I’m not going to lie. On the first listen, I thought Seattle’s Wild Orchid Children really laid a huge dud with their new album The Wild Orchid Children Are Alexander Supertramp. It just sounded like a bloodied jumble of hyped-up Portugal. The Man with The Mars Volta-like meandering tendencies, but with less guitar noodling and more Grateful Dead stylings. In other words: a smorgasbord of genre-mixing with genres that just can’t really mix, no matter how hard you force it. But I felt like a band as ragingly confusing as Wild Orchid Children deserves a little extra attention, and I am glad that I gave the crazed psych/funk rock outfit the time of day.

The album opens with vocals that are reminiscent of The Blood Brothers’ wailer Johnny Whitney — high-pitched, abrasive, and all-around unpleasant. But as the album really kicks in with “Black Shiny FBI Shoes,” it is clear that Wild Orchid Children is more about the instrumentation. Guitarist Thomas Hunter throws in some absolutely delightful vintage rock riffs, with the synths blasting an acid-relapse flavor over the whole thing. The song is a bit like learning how to drive, by placing a heavy emphasis on the brakes as it starts and stops, all at the whim of vocalist Kirk Huffman’s terrible wail. Just as the song gets going, Wild Orchid Children delves into a tribal jam beat… for quite a few minutes. This jam ends and flows more into a lighthearted jam session ala Portugal. The Man, before finally closing out with more of the guitars and synths jammed down your throat. However, at 18 minutes, the song is rather long and meandering without purpose for much of the time. But when it is clicking, the psych sounds are enough to make you think you are in the 1970s, even if you never experienced the decade.
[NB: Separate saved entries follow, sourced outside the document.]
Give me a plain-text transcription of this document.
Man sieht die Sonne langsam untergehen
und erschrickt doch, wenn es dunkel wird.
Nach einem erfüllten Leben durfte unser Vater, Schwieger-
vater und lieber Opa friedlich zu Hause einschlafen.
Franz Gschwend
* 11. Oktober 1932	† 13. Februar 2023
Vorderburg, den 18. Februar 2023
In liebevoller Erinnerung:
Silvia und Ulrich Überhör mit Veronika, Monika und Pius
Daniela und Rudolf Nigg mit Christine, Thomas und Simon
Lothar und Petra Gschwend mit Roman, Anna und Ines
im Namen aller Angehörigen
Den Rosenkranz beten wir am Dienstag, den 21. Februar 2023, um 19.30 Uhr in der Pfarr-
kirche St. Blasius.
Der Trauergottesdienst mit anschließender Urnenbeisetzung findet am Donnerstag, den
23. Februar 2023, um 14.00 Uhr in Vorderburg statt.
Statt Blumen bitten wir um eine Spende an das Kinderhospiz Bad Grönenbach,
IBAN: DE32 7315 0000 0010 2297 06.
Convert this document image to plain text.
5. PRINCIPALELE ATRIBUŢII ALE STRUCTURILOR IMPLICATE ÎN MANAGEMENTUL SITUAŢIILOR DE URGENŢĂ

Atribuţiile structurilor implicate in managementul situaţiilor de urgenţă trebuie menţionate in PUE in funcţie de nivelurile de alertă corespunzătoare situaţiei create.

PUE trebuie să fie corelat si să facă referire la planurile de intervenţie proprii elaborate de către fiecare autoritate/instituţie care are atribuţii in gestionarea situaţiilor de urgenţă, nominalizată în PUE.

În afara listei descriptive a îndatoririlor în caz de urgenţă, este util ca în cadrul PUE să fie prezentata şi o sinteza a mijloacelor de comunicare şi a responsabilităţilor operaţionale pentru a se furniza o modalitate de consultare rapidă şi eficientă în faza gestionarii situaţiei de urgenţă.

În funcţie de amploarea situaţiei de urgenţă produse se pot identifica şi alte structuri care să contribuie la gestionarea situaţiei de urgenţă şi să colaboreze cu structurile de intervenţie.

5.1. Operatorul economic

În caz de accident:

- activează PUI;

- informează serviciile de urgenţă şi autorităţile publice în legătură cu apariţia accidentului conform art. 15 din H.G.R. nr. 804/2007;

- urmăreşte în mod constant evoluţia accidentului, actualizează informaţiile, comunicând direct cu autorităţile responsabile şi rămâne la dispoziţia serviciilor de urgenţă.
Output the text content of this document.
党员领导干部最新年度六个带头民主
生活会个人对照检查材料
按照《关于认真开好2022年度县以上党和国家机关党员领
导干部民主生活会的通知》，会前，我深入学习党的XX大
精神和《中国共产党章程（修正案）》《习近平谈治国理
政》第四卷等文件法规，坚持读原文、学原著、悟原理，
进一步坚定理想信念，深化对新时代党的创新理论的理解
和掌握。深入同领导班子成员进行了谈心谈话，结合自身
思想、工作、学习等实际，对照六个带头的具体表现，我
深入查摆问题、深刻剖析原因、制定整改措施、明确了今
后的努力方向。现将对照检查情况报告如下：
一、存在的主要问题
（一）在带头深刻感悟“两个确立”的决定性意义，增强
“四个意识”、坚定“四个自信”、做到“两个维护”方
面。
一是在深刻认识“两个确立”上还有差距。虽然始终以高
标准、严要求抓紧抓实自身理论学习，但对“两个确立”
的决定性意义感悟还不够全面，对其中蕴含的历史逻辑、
Other songs like “Ahead Of Us The Secret” and “Martha Washington Go To War” carry this same style. Wild Orchid Children gets a head full of steam and charges away before it all breaks down into a sloppy mess of mushed genres and energy. The focus is off, but the heart and the skill is there. Because when …Are Alexander Supertramp is clicking, it is a rock and roll blast leaving you on the edge of your seat, with you demanding more, while worrying about what might get thrown your way. Wild Orchid Children is less about fine-tuned music and more about the tye-dye aesthetics of doing as you please and hoping it turns out to be palpable.